I believe those behaviors are different enough that both should be able to play in the Facebook playground without stepping on each other’s toes.
I moved to Manhattan last year, and I still meet new people every day – in the elevator, waiting for the subway, at parties. Remarkably often, one of the first questions is Are you on Facebook? Yes? OK, I’ll friend you tomorrow. I have connected with dozens of friends, writers, and professional contacts this way. My coauthor and I even publicized our book on Facebook.
Of course social networking isn’t for everyone. My sister-in-law joined Facebook at the insistence of a friend, but she’s been unimpressed so far. She’s busy with three young kids and doesn’t have the time (or interest) in logging on all the time. It may not be for you, either. But there’s room if you want in.
New parents for example, are finding practical ways to use the site. They reach out to former coworkers, staying in touch even if they’re staying-at-home. They share photos with friends they haven’t seen since grade school, and trade recipes with strangers (or new “friends” who also have babies. There is even a custom application on Facebook called “I am Mom” Their pitch: “Moms everywhere, Unite!” Parent-friendly applications like Baby & Pregnancy Countdown Ticker (a virtual T-10 to delivery) and Babybook (an online scrapbook you can share) would equally horrify my teenage friends.

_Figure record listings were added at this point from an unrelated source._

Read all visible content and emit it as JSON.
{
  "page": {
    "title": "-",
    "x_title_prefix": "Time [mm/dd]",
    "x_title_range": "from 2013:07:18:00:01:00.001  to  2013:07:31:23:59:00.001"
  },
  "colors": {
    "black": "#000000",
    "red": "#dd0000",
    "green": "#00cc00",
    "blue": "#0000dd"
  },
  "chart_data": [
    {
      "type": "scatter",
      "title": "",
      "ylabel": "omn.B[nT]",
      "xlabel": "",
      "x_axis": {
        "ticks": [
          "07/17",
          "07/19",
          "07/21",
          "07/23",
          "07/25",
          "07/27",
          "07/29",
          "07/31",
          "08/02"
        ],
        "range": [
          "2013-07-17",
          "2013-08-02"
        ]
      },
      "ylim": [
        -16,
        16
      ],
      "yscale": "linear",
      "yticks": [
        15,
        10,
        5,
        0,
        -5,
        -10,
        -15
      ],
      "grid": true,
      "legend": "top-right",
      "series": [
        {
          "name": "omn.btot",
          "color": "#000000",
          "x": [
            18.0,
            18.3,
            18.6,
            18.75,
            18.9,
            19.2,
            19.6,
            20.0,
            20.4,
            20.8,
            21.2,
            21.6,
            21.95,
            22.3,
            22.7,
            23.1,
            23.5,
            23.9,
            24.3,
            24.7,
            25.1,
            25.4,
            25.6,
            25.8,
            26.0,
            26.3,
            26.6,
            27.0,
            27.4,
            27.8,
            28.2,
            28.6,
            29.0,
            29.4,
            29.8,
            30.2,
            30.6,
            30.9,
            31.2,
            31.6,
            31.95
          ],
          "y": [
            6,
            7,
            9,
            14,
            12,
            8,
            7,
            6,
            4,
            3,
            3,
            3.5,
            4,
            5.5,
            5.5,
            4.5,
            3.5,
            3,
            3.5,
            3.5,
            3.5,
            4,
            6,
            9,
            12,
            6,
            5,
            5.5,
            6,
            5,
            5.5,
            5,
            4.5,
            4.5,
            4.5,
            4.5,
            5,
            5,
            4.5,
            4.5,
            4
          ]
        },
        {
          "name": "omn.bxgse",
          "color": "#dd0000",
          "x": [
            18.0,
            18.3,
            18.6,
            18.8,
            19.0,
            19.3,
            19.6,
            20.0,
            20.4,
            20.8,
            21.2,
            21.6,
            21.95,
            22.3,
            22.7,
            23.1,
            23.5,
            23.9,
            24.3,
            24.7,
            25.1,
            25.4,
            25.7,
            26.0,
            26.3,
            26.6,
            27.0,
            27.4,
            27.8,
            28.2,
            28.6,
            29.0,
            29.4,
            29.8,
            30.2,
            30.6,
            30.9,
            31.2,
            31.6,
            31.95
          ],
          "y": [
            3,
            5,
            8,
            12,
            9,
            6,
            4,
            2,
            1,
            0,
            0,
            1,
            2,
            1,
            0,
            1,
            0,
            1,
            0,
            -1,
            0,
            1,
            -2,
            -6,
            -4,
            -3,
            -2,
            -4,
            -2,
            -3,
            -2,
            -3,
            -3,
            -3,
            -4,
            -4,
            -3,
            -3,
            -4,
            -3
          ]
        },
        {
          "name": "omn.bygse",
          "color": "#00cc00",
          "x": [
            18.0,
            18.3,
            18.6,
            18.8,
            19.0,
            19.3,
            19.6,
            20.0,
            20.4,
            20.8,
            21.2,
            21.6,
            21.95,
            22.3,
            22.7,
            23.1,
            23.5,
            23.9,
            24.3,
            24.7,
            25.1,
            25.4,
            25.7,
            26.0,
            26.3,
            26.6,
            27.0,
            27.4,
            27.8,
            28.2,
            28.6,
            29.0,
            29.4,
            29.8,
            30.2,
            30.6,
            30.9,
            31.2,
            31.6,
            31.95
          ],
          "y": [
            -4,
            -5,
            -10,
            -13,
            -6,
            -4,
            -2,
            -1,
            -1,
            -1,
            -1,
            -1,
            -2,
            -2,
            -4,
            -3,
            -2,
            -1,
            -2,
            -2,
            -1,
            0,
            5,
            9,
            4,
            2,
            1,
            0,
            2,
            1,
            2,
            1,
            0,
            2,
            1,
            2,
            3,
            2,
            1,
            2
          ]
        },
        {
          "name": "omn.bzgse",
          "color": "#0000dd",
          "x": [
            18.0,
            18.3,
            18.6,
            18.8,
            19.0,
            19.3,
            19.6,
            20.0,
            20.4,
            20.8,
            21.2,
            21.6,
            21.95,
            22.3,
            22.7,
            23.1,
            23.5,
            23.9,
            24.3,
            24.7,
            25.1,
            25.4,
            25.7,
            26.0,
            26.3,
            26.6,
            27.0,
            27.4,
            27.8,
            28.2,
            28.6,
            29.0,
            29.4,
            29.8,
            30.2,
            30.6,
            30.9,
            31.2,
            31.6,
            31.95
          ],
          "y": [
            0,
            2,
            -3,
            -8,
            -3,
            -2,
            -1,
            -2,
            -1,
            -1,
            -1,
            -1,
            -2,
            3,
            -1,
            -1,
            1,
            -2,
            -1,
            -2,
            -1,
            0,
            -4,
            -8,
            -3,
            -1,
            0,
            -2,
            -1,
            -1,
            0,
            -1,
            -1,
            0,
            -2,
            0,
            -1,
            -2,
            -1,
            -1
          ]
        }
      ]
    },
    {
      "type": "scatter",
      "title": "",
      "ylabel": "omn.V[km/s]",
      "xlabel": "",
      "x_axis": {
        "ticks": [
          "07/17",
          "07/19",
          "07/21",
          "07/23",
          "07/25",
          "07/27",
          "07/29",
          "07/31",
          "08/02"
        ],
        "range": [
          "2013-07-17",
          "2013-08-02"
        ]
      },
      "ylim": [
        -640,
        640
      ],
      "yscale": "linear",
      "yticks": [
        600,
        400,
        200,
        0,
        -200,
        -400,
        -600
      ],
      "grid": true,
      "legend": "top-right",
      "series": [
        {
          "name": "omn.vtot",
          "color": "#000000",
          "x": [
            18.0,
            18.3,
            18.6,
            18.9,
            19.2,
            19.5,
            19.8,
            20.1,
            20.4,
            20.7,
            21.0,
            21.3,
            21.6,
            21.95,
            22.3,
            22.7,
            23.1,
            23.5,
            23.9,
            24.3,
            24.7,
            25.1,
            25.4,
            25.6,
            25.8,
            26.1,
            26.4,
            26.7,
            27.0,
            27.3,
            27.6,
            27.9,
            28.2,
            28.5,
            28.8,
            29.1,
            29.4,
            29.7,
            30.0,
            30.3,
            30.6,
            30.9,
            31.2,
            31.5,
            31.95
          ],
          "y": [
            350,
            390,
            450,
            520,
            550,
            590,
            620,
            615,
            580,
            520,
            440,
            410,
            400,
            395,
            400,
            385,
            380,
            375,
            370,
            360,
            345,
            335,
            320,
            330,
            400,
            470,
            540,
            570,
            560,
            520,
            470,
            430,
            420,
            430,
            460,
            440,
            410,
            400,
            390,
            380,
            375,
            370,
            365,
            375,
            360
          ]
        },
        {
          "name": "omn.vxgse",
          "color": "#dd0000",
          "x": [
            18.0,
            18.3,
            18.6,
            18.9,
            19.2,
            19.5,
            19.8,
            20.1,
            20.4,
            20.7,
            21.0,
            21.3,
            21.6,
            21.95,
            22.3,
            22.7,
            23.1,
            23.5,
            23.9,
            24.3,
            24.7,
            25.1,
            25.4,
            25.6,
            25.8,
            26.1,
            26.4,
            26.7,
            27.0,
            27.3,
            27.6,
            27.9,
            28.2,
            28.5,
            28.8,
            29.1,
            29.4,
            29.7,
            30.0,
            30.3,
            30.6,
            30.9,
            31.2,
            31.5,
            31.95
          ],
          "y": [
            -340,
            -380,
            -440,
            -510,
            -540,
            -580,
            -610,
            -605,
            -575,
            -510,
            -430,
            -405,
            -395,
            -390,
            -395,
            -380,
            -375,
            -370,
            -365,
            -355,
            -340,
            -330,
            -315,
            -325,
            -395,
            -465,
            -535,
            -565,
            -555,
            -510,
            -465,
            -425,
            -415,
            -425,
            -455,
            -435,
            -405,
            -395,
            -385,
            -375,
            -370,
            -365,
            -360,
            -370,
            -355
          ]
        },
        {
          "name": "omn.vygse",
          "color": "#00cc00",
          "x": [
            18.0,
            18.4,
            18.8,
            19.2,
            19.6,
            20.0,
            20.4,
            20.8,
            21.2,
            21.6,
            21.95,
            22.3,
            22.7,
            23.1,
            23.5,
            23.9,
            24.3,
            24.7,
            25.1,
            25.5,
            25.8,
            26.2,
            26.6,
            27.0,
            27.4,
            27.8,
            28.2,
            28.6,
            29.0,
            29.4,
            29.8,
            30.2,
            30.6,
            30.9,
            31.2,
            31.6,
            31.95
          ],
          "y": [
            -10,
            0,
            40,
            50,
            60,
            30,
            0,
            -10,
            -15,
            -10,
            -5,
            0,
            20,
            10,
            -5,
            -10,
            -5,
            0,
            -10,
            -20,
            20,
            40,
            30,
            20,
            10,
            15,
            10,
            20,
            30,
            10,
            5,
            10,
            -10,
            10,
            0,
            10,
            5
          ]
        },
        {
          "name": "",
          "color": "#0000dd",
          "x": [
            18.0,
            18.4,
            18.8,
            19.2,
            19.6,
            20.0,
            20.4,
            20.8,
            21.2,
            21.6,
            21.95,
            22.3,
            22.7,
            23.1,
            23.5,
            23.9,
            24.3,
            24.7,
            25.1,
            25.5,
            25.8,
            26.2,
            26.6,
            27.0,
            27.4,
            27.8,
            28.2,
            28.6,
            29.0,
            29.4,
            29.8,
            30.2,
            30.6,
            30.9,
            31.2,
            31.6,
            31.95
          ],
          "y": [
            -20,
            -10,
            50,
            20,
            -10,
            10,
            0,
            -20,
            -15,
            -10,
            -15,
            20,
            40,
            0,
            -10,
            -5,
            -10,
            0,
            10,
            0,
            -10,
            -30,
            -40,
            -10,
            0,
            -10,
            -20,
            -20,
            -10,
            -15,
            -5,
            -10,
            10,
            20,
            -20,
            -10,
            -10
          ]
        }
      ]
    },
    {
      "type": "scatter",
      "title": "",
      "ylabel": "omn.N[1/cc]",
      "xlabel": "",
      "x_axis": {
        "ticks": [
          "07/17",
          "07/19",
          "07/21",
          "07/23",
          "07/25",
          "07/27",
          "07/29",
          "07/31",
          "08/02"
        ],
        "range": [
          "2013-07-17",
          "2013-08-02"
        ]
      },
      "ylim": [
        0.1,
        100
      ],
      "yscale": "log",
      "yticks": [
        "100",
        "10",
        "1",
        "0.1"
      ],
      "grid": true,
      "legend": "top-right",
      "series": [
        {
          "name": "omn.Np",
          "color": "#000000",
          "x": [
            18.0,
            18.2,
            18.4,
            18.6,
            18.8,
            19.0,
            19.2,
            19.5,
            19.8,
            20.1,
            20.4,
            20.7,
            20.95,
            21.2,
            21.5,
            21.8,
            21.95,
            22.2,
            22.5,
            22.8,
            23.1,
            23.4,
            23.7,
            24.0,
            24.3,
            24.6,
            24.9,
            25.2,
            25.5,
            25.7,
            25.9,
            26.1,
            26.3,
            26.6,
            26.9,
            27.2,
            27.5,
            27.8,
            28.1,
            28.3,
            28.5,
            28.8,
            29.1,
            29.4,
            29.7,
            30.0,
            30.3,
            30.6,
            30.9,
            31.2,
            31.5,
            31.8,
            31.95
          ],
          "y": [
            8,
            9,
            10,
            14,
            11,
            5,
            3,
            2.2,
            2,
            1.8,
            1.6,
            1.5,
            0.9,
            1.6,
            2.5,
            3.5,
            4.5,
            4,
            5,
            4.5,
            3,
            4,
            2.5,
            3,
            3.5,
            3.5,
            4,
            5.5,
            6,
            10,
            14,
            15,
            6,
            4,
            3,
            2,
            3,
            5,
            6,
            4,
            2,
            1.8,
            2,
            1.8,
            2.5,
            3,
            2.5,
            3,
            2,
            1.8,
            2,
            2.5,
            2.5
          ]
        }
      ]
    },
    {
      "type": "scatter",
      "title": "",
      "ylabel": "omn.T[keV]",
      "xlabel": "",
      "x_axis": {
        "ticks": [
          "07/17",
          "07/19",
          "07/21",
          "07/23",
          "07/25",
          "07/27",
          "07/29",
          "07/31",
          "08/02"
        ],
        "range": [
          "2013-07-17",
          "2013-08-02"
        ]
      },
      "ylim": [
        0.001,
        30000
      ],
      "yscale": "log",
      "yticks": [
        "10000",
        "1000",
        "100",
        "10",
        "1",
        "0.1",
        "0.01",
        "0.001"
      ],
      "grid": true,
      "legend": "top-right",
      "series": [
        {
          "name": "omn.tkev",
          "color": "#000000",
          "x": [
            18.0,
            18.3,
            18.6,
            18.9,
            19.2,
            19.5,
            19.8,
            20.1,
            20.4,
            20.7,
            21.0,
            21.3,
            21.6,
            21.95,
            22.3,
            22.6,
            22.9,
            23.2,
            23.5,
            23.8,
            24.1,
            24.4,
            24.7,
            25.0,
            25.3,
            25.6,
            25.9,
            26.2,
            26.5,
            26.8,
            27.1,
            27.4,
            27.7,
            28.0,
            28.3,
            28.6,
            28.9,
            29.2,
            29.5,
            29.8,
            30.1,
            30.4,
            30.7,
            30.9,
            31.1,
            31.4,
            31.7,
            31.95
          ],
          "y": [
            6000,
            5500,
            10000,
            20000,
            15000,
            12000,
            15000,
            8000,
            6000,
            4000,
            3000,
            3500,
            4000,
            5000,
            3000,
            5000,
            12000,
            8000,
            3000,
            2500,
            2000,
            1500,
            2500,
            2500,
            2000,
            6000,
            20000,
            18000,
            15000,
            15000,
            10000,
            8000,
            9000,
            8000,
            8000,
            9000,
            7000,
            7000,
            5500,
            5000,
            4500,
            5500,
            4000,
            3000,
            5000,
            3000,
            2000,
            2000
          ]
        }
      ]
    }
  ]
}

Here are a few reasons why Facebook might be worth your time, if you’re not already on it:
1. Creating a profile page is actually a challenging and enjoyable exercise. It makes one think about one’s significance in life.
2. Receiving a note from someone far in your past feels amazing.
3. It only takes as much time as you want to give it.
4. You never know who might look you up. Do you really want to miss him? Or her?